Quite frankly, I am surprised and extremely dismayed at this
comment.
Previously, I wrongly accused Alta-Vista of indexing pages that
I had no interest in having indexed. It turned out that rather
than poking each TCP port for an HTTP server, Alta-Vista
actually did what every other 'bot does and follows all the
links it can find. I spent some tube-time sleuthing and
discovered that the pages were indeed referenced from other,
generally accessible pages.
I now believe my indignation at the possibility of this
port-poking behavior was based on two separate considerations:
1. that the poking of ports would impose an unwelcome
burden on my servers, and
2. that there are indeed pages I would not like to publish
broadly that are nonetheless available behind ports I don't
share with others.
Having put the first issue to rest, it is now this second idea
that attracts my attention.
Where did we get the idea that just because a thing is
accessible, that that gives us the moral right to access it,
perhaps against the interests of its owner?

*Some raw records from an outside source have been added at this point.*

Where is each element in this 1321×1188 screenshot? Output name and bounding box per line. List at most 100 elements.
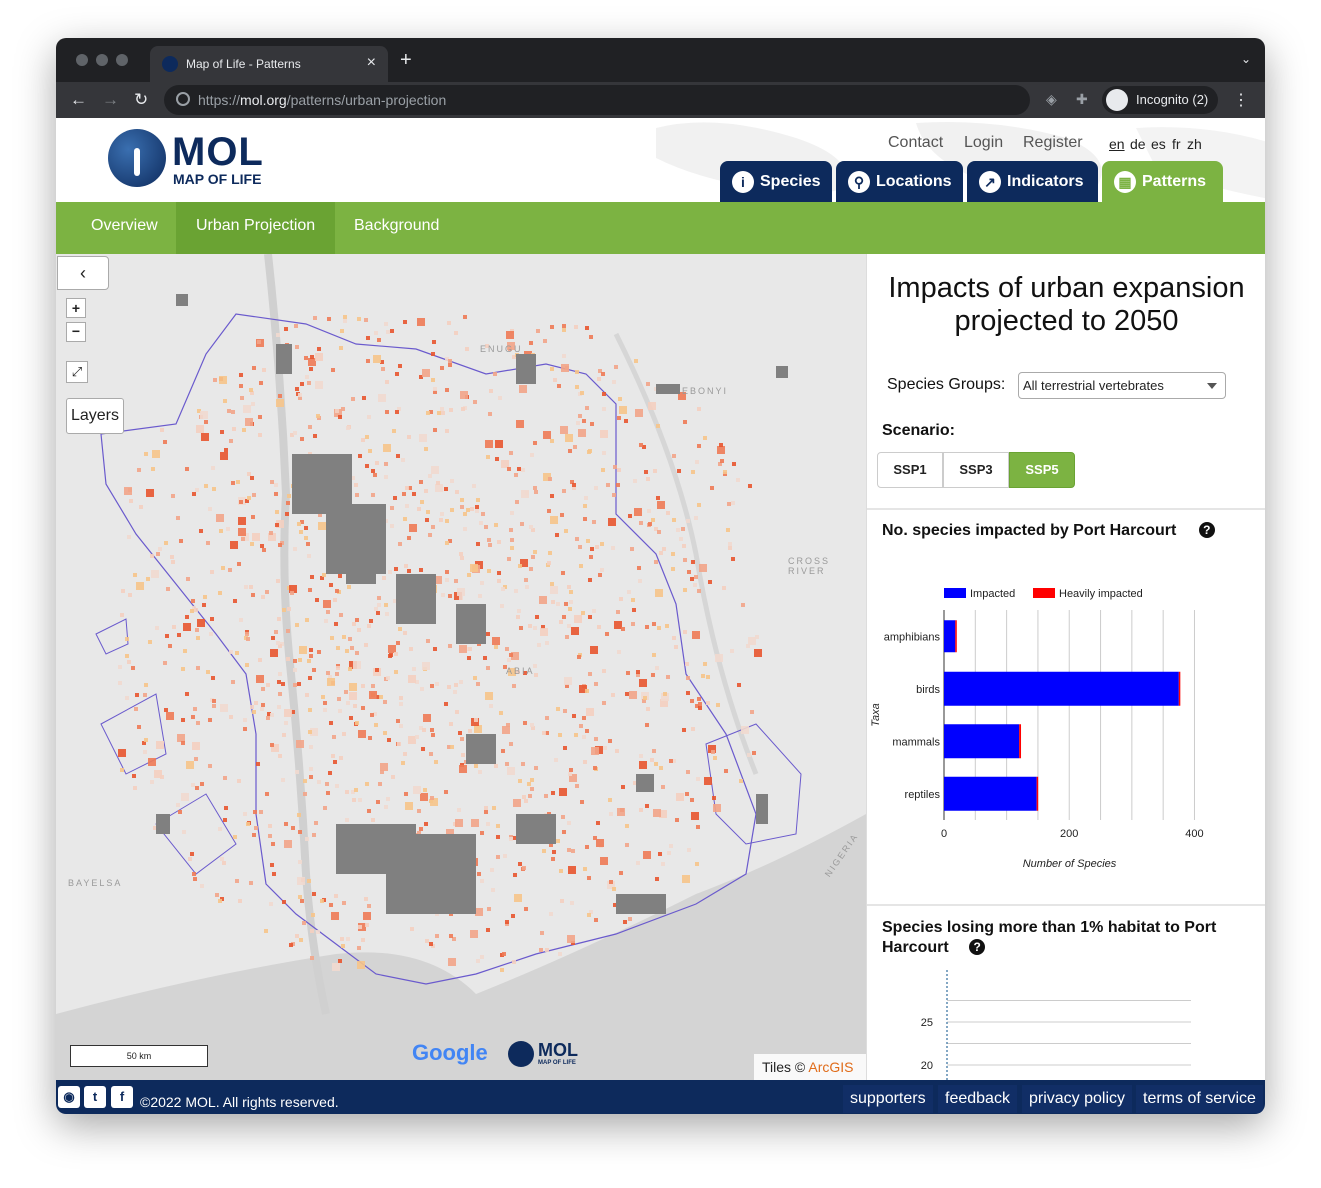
lang-zh[interactable]: zh	[1187, 136, 1202, 152]
subnav-background[interactable]: Background	[334, 202, 459, 254]
chart2-title: Species losing more than 1% habitat to P…	[882, 919, 1217, 956]
urban-projection-map[interactable]	[56, 254, 866, 1080]
scale-bar: 50 km	[70, 1045, 208, 1067]
category-label: mammals	[892, 736, 940, 748]
logo-subtext: MAP OF LIFE	[173, 171, 262, 187]
supporters-link[interactable]: supporters	[843, 1085, 933, 1113]
logo-text[interactable]: MOL	[172, 130, 264, 175]
terms-of-service-link[interactable]: terms of service	[1136, 1085, 1263, 1113]
mol-mini-logo: MOL	[538, 1040, 578, 1060]
section-divider	[867, 508, 1265, 510]
tab-patterns[interactable]: ▦ Patterns	[1102, 161, 1223, 202]
bar-heavily-impacted-mammals	[1019, 724, 1022, 759]
map-view[interactable]: ‹ + − ⤢ Layers ENUGU EBONYI CROSS RIVER …	[56, 254, 866, 1080]
tab-species[interactable]: i Species	[720, 161, 832, 202]
feedback-link[interactable]: feedback	[938, 1085, 1017, 1113]
scenario-label: Scenario:	[882, 422, 955, 439]
extensions-icon[interactable]: ✚	[1076, 91, 1088, 108]
incognito-badge[interactable]: Incognito (2)	[1102, 86, 1219, 114]
species-groups-label: Species Groups:	[887, 376, 1006, 393]
reload-icon[interactable]: ↻	[134, 90, 148, 110]
y-tick-label: 20	[921, 1060, 933, 1072]
site-info-icon[interactable]	[176, 92, 190, 106]
help-icon[interactable]: ?	[969, 939, 986, 955]
x-tick-label: 200	[1060, 828, 1078, 840]
maximize-window-button[interactable]	[116, 54, 128, 66]
region-label-abia: ABIA	[506, 666, 535, 676]
facebook-icon[interactable]: f	[111, 1086, 133, 1108]
scenario-ssp5-button[interactable]: SSP5	[1009, 452, 1075, 488]
register-link[interactable]: Register	[1023, 134, 1083, 152]
site-header: MOL MAP OF LIFE Contact Login Register e…	[56, 118, 1265, 202]
info-icon: i	[732, 171, 754, 193]
login-link[interactable]: Login	[964, 134, 1003, 152]
menu-icon[interactable]: ⋮	[1233, 90, 1249, 110]
fullscreen-icon[interactable]: ⤢	[66, 361, 88, 383]
subnav-overview[interactable]: Overview	[71, 202, 178, 254]
bar-impacted-mammals	[944, 724, 1020, 759]
arcgis-link[interactable]: ArcGIS	[808, 1059, 853, 1075]
chart1-title: No. species impacted by Port Harcourt ?	[882, 522, 1215, 540]
help-icon[interactable]: ?	[1198, 522, 1215, 538]
github-icon[interactable]: ◉	[58, 1086, 80, 1108]
close-window-button[interactable]	[76, 54, 88, 66]
bar-heavily-impacted-reptiles	[1036, 776, 1039, 811]
ublock-icon[interactable]: ◈	[1046, 91, 1057, 108]
close-tab-icon[interactable]: ×	[367, 54, 376, 72]
browser-window: Map of Life - Patterns × + ⌄ ← → ↻ https…	[56, 38, 1265, 1114]
contact-link[interactable]: Contact	[888, 134, 943, 152]
y-tick-label: 25	[921, 1017, 933, 1029]
lang-de[interactable]: de	[1130, 136, 1146, 152]
legend-swatch-heavily-impacted	[1033, 588, 1055, 598]
incognito-icon	[1106, 89, 1128, 111]
x-tick-label: 0	[941, 828, 947, 840]
category-label: amphibians	[884, 631, 941, 643]
layers-button[interactable]: Layers	[66, 398, 124, 434]
zoom-out-button[interactable]: −	[66, 322, 86, 342]
location-pin-icon: ⚲	[848, 171, 870, 193]
page: MOL MAP OF LIFE Contact Login Register e…	[56, 118, 1265, 1114]
url-text: https://mol.org/patterns/urban-projectio…	[198, 92, 447, 108]
forward-icon[interactable]: →	[102, 90, 119, 110]
subnav-urban-projection[interactable]: Urban Projection	[176, 202, 336, 254]
twitter-icon[interactable]: t	[84, 1086, 106, 1108]
minimize-window-button[interactable]	[96, 54, 108, 66]
back-icon[interactable]: ←	[70, 90, 87, 110]
new-tab-button[interactable]: +	[400, 49, 412, 72]
species-groups-select[interactable]: All terrestrial vertebrates	[1018, 372, 1226, 399]
bar-impacted-birds	[944, 671, 1179, 706]
region-label-ebonyi: EBONYI	[682, 386, 729, 396]
scenario-ssp1-button[interactable]: SSP1	[877, 452, 943, 488]
category-label: reptiles	[905, 789, 941, 801]
mol-mini-subtext: MAP OF LIFE	[538, 1060, 576, 1066]
scenario-ssp3-button[interactable]: SSP3	[943, 452, 1009, 488]
x-tick-label: 400	[1185, 828, 1203, 840]
lang-en[interactable]: en	[1109, 136, 1125, 152]
x-axis-label: Number of Species	[1023, 858, 1117, 870]
privacy-policy-link[interactable]: privacy policy	[1022, 1085, 1133, 1113]
address-bar[interactable]: https://mol.org/patterns/urban-projectio…	[164, 85, 1030, 115]
legend-swatch-impacted	[944, 588, 966, 598]
zoom-in-button[interactable]: +	[66, 298, 86, 318]
chevron-down-icon[interactable]: ⌄	[1241, 52, 1251, 66]
browser-tab[interactable]: Map of Life - Patterns ×	[150, 46, 388, 82]
grid-icon: ▦	[1114, 171, 1136, 193]
tab-indicators[interactable]: ↗ Indicators	[967, 161, 1098, 202]
results-panel: Impacts of urban expansion projected to …	[866, 254, 1265, 1080]
collapse-panel-button[interactable]: ‹	[57, 256, 109, 290]
sub-navigation: Overview Urban Projection Background	[56, 202, 1265, 254]
bar-impacted-amphibians	[944, 620, 956, 653]
legend-label: Impacted	[970, 588, 1015, 600]
region-label-cross-river: CROSS RIVER	[788, 556, 831, 576]
lang-es[interactable]: es	[1151, 136, 1166, 152]
region-label-enugu: ENUGU	[480, 344, 523, 354]
y-axis-label: Taxa	[870, 703, 882, 726]
tab-strip: Map of Life - Patterns × + ⌄	[56, 38, 1265, 82]
bar-heavily-impacted-birds	[1178, 671, 1181, 706]
mol-logo-tree-icon	[134, 148, 140, 176]
tab-locations[interactable]: ⚲ Locations	[836, 161, 963, 202]
google-logo: Google	[412, 1040, 488, 1065]
panel-title: Impacts of urban expansion projected to …	[888, 272, 1245, 337]
bar-heavily-impacted-amphibians	[955, 620, 957, 653]
lang-fr[interactable]: fr	[1172, 136, 1181, 152]
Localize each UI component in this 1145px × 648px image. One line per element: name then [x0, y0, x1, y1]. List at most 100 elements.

In another message, Reinier states his belief that if a user
makes the mistake of exposing his home directory to the web,
that we (as robot owners) can index anything we find there with
impunity; that the error is on the part of the web-master and
not on the part of the robot's designer.
Let me see if I understand Reinier's point and can perhaps
state it another way: If I leave my house unlocked, I have
given my permission for any and all to come in and read my
personal papers. Does this strike anyone else as somewhat
absurd?
In our enthusiasm to become the cartographers of this new
region of the information universe, do we not run the risk of
violating the privacy of the indigenous peoples we find there?
I believe that this "-WE- are the most comprehensive index of
cyberspace" mentality is very dangerous and suggests a kind of
information vigiliantism that I find personally distasteful.
Perhaps what is really needed is a reevaluation of the role of
the robots.txt file. If we take the stance, as I believe we
should, that the decision to be indexed belongs in the hands of
the owner of the data, not in the mechanical claws of wild
roving robots, the robots.txt file should become the a source of
permission not exclusion from indexing. And most importantly,
that the expectation should be one of privacy, not exposure.
In other words, we should not index a web-site if there is no
robots.txt file to be retrieved that gives explicit permission
to do so.
Do any others feel as I do that control over use of my
information is my responsibility and mine alone? That the
assumption should be not to index a site that has not explicitly
given permission to be indexed? (I don't expect much agreement
here, to be honest. But I thought I would ask.)
It should be noted that there is a fairly strong case to be
made that a robot threshing through a non-published web site is
an illegal activity under the abuse of computing facilities
statute in U.S. law.
</rr>